Pensez-vous que le changement est une étape pour l’indépendance monétaire dans l’Uemoa ?
Le changement du nom n’est pas une chose allant techniquement dans le développement. Le nom est un autre aspect de la question monétaire. Ce n’est que l’aspect psychologique. Le changement de nom peut permettre à certaines personnes de ne plus être comme des colonies du franc CFA que nous utilisons avant. Ça s’arrête là. Ça n’aura aucun impact sur le niveau de vie des populations ni sur les conditions économiques de la zone Uemoa qui utilisent le franc CFA. Mais les associations que nous sommes et les sociétés civiles, n’allons pas baisser les bras pour la monnaie de développement que nous voulons puisse quand même voir le jour et se substituer à ces arnaques que nous voyons que ça soit le franc Cfa ou l’ECO.
Une question embarrasse souvent certains analystes, le rôle de la monnaie. C’est quoi la monnaie. ?
La monnaie théoriquement est un moyen d’échange, de paiement et un outil de réserve de valeur. Mais en plus de ses valeurs, la monnaie est devenue le principal outil de développement des nations, c’est-à-dire c’est la politique monétaire adossée à une monnaie qui permet que cette monnaie atteigne les opérateurs économiques des divers secteurs de la société et permettent à ces gens là de développer des activités créatrices de richesse et d’emplois afin d’améliorer les conditions de vie des populations. Malheureusement, il a été refusé à la zone franc CFA, l’utilisation de sa monnaie pour atteindre les objectifs de développement, faisant croire que seuls les outils budgétaires de fiscalité allaient permettre de se développer. Le résultat est, qu’après 60 ans d’indépendance, nous sommes encore des pays très pauvres, très endettés.

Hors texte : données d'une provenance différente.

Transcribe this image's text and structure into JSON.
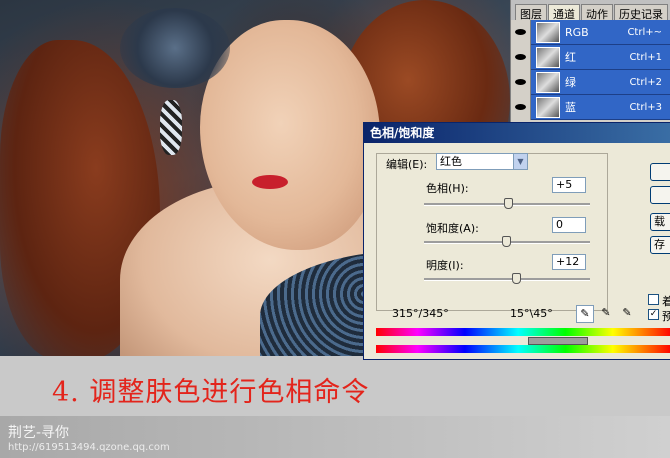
{
  "panel": {
    "tabs": [
      "图层",
      "通道",
      "动作",
      "历史记录"
    ],
    "active_tab": 1,
    "channels": [
      {
        "name": "RGB",
        "shortcut": "Ctrl+~"
      },
      {
        "name": "红",
        "shortcut": "Ctrl+1"
      },
      {
        "name": "绿",
        "shortcut": "Ctrl+2"
      },
      {
        "name": "蓝",
        "shortcut": "Ctrl+3"
      }
    ],
    "row_color": "#3166c6"
  },
  "dialog": {
    "title": "色相/饱和度",
    "edit_label": "编辑(E):",
    "edit_value": "红色",
    "hue_label": "色相(H):",
    "hue_value": "+5",
    "hue_level": 0.51,
    "saturation_label": "饱和度(A):",
    "saturation_value": "0",
    "saturation_level": 0.5,
    "lightness_label": "明度(I):",
    "lightness_value": "+12",
    "lightness_level": 0.56,
    "range_left": "315°/345°",
    "range_right": "15°\\45°",
    "side_buttons": [
      "",
      "",
      "载",
      "存"
    ],
    "colorize_label": "着",
    "colorize_checked": false,
    "preview_label": "预",
    "preview_checked": true,
    "title_color": "#0a246a"
  },
  "annotation": {
    "caption": "4. 调整肤色进行色相命令",
    "caption_color": "#e3241b",
    "watermark_name": "荆艺-寻你",
    "watermark_url": "http://619513494.qzone.qq.com"
  }
}
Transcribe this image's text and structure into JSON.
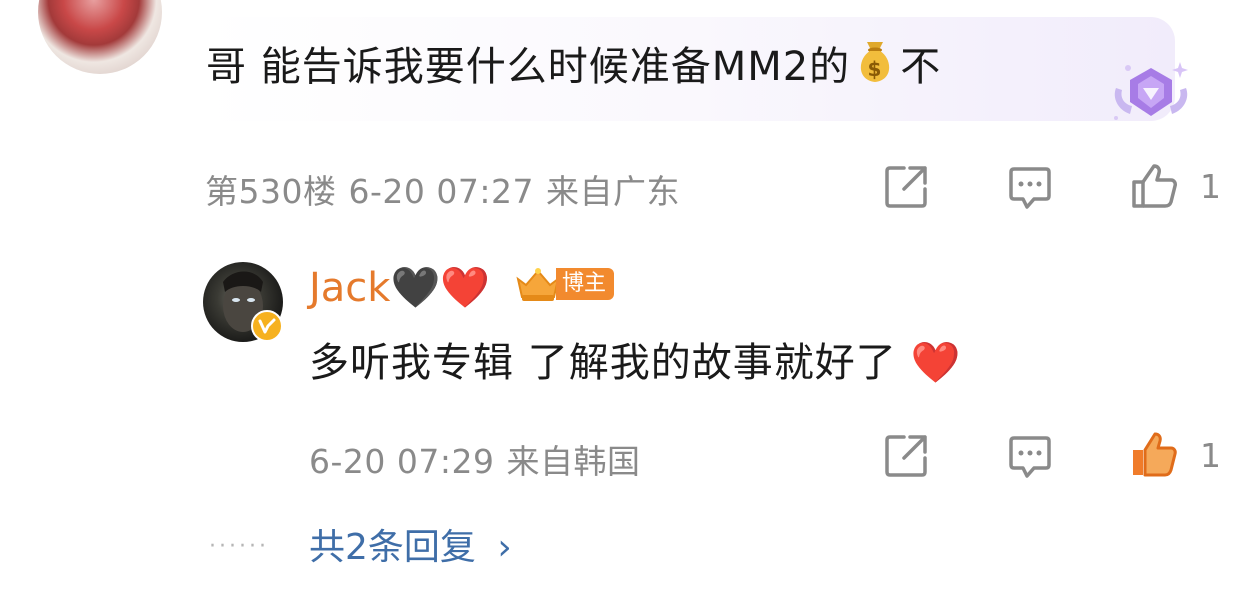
{
  "top_comment": {
    "text_before_emoji": "哥 能告诉我要什么时候准备MM2的",
    "emoji": "money-bag-emoji",
    "text_after_emoji": "不",
    "badge": "gem-badge-icon",
    "floor": "第530楼",
    "timestamp": "6-20 07:27",
    "location": "来自广东",
    "like_count": "1"
  },
  "reply": {
    "author": "Jack",
    "author_emojis": "🖤❤️",
    "role_tag": "博主",
    "text": "多听我专辑 了解我的故事就好了",
    "text_emoji": "❤️",
    "timestamp": "6-20 07:29",
    "location": "来自韩国",
    "like_count": "1"
  },
  "more_replies": {
    "dots": "······",
    "label": "共2条回复",
    "chevron": "›"
  },
  "colors": {
    "accent_name": "#e57a2c",
    "link_blue": "#3f6ea8",
    "liked_orange": "#f07c2a",
    "meta_gray": "#8a8a8a"
  }
}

Que direz-vous pour conclure ?
Pour conclure, je dirai à nos décideurs qu’ils doivent prendre leurs responsabilités et savoir que la jeunesse africaine est de plus en plus exigeante. La jeunesse africaine est de plus en plus rigoureuse sur les conditions de vie que leurs décisions imposent à cette jeunesse et donc, voyant ce qui se passe au-delà de notre continent, voyant comment la jeunesse du continent vit, nous sommes aujourd’hui, confrontés à un système qui fait que la jeunesse ne veut plus subir ou souffrir cette souffrance imposée à elle par leurs décisions. Les dirigeants doivent aller dans le sens d’améliorer leurs conditions de vie, de créer beaucoup plus d’entreprises afin de créer beaucoup plus d’emplois et permettre que la jeunesse s’émancipe.